Crappy code written by humans has been around as long as humans have been writing code. So has good code written by humans.
LLM coding agents are with us to stay. Code should be judged on it's intrinsic quality and not whether or not an LLM was used to create it.
My IDE has coding agents built into it and they constantly make suggestions for completing code, writing code, etc. I judge these contributions myself and decide whether or not to accept them. In the end, you can't really tell how much of my code is written as suggested completions or as characters I typed myself.
There is a difference between code completion suggestions and a significant body of code that is generated by an LLM. Besides the legal implications raised by Rene, there are also technical concerns. What is the quality of such code, is it maintainable in the long term, including by people other than the original publisher (as the term "author" is probably not exactly applicable in this case), does it perform well and handle corner cases correctly - stuff like that. AI-generated code often lacks in these departments, sometimes obviously, but also sometimes subtly. You could argue that a review should highlight such weaknesses, if they exist, and partly that would be true. But historically, reviewers have paid little attention to the implementation, compared to high-level design, interfaces and documentation. It takes much more time and effort to dig into the implementation details, and it is understandable that not many reviewers are willing to do this. We generally assume that the author is willing to put the effort to make his library well implemented and maintainable as he is going to be the maintainer in the forseeable future.

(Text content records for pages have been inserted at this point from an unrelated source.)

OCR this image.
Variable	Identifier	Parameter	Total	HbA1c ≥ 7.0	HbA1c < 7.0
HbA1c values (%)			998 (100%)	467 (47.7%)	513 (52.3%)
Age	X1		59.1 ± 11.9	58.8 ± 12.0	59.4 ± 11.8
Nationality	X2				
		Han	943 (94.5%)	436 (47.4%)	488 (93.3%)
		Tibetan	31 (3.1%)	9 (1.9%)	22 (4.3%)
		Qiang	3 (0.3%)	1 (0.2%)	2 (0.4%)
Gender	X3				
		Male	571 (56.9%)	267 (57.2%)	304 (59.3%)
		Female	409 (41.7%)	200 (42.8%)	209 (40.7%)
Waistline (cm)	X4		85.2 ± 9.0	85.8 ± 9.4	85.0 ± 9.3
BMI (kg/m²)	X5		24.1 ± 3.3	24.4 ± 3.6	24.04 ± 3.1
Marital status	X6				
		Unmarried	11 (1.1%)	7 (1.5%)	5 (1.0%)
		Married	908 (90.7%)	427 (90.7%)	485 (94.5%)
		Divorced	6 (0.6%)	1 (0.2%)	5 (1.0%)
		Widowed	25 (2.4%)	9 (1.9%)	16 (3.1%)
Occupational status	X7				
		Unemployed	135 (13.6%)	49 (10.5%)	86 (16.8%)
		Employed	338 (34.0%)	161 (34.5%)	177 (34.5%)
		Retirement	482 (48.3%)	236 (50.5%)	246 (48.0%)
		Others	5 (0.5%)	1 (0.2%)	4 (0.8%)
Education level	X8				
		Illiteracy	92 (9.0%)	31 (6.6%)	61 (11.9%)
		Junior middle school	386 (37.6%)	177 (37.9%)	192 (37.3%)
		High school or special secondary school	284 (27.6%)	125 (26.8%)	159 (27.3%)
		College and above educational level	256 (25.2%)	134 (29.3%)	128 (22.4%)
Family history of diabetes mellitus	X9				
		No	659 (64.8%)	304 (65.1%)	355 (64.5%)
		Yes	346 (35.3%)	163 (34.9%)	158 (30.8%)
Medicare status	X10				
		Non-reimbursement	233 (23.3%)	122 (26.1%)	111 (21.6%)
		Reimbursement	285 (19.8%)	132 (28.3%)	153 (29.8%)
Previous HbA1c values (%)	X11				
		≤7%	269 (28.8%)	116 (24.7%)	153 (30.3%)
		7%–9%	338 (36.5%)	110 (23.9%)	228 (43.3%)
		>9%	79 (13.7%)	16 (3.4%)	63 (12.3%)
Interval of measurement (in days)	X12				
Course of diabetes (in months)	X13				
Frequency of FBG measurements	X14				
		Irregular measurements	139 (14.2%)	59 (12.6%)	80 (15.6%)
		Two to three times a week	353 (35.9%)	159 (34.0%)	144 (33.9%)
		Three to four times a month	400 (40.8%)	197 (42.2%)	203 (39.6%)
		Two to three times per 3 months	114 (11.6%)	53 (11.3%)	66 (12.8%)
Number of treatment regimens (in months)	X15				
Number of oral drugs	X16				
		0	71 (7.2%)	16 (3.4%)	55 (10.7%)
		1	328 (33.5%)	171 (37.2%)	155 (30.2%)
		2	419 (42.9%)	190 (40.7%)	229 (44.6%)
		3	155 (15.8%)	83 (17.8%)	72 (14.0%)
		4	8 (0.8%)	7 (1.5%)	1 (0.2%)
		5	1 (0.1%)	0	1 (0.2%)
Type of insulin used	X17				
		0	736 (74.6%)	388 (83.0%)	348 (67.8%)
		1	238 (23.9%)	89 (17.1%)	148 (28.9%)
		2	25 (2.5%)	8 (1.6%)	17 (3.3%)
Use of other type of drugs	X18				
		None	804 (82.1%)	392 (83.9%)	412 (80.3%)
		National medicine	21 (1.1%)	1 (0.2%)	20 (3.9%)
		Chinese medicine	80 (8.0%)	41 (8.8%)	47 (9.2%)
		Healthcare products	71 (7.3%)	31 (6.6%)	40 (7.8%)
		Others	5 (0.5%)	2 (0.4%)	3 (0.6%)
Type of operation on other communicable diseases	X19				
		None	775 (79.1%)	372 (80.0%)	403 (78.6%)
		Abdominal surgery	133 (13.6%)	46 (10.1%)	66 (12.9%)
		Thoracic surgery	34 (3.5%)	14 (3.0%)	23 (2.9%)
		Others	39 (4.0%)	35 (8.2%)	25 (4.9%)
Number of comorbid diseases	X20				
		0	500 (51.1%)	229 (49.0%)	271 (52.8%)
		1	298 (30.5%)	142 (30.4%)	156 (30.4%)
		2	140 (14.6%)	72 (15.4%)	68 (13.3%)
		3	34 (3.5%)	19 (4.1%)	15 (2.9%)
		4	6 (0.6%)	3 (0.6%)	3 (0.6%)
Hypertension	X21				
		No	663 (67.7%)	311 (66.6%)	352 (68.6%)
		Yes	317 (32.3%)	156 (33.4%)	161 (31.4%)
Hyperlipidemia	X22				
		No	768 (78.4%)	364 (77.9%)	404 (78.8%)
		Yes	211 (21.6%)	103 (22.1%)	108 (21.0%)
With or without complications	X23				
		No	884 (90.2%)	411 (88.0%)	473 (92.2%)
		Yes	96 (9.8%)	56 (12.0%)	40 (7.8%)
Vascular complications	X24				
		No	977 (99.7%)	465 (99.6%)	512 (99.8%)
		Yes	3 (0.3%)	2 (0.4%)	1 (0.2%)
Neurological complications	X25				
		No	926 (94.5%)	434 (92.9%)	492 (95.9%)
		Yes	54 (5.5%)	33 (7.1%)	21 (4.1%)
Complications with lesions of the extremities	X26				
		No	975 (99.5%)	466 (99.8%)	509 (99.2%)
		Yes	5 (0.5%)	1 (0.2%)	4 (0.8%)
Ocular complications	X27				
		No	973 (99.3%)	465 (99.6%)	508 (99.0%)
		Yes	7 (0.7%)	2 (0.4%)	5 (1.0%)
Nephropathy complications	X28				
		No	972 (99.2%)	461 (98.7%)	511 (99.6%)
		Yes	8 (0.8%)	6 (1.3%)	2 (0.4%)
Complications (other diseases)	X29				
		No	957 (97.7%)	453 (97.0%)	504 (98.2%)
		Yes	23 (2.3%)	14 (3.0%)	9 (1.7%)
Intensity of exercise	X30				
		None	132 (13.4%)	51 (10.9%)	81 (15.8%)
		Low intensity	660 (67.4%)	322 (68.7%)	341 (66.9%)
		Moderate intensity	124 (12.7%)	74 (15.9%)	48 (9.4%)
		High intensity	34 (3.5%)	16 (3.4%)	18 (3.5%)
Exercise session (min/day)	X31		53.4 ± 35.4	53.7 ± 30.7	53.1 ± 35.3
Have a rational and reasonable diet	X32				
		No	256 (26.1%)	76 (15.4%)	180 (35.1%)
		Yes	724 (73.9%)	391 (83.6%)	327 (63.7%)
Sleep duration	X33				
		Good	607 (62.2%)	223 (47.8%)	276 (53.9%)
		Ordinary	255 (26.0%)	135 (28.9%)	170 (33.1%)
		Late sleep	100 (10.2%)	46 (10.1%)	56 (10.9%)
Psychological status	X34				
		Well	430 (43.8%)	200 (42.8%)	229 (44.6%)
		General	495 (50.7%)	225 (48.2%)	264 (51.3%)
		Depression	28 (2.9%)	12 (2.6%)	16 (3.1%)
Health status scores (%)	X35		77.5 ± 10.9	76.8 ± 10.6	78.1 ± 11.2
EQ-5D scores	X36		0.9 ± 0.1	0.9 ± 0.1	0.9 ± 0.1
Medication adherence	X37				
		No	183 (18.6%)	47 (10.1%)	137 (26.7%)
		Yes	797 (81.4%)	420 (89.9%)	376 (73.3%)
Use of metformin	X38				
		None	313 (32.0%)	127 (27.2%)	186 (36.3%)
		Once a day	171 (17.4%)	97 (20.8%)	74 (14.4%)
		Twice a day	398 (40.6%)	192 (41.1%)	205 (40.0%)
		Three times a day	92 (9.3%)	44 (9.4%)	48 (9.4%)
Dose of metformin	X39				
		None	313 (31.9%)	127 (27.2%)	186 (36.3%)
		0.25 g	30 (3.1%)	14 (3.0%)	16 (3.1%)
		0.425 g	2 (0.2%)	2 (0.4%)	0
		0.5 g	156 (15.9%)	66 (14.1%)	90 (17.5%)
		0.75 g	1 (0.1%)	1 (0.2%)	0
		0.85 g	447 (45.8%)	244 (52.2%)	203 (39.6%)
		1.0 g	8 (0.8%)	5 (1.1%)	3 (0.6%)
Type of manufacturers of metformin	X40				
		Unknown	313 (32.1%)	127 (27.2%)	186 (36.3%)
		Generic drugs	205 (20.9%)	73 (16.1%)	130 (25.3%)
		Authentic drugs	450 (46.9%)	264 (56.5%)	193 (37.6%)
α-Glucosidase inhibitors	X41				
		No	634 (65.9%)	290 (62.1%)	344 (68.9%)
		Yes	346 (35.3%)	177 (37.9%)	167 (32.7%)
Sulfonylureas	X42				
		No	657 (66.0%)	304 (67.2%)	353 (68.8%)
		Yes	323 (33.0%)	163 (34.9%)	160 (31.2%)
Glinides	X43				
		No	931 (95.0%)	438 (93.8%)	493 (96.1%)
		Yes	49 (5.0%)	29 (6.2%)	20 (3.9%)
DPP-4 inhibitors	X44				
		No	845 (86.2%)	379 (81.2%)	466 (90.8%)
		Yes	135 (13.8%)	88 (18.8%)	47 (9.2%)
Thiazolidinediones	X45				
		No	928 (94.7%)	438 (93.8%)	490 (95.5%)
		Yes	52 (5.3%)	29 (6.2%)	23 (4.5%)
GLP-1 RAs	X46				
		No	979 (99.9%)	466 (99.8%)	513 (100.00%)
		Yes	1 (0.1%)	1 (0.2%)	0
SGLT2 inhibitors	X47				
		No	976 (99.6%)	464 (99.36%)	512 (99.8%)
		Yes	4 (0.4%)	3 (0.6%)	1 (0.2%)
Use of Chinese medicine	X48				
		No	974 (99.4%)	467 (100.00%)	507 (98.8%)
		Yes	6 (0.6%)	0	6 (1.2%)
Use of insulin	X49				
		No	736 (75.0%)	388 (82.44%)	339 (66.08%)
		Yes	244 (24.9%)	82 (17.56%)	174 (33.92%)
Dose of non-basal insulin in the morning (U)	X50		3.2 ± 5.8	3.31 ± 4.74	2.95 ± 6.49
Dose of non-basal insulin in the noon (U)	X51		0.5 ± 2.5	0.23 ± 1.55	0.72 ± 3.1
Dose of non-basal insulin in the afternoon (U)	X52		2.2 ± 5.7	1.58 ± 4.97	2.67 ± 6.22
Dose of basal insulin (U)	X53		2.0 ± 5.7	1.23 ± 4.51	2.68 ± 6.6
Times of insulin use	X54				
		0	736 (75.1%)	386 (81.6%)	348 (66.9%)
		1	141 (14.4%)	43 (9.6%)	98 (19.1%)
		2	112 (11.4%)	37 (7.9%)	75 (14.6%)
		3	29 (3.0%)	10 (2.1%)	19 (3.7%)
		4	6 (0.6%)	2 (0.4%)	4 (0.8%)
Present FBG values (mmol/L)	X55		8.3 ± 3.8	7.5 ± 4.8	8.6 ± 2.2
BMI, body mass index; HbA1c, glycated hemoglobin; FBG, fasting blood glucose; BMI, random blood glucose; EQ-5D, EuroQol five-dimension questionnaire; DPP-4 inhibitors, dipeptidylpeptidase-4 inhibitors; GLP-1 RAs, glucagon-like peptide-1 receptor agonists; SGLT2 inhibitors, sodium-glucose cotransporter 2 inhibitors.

With vibe coding approach, this may no longer be a concern for such an author, and could result in poor quality of the implementation. Yes, AI is just a tool. But, as any tool, it should be used wisely. For example, I wouldn't mind using AI to generate code for prototyping or to get the job done quickly in a personal pet project, where my capabilities or time are lacking. But I don't think this would be acceptable in a widely used project such as Boost, definitely not without a high level of scrutiny from the authors of the submission. So high level, in fact, that it would invalidate any possible time and effort gains from using AI in the first place. And the reviewers generally can't be sure that the author has exercised such scrutiny.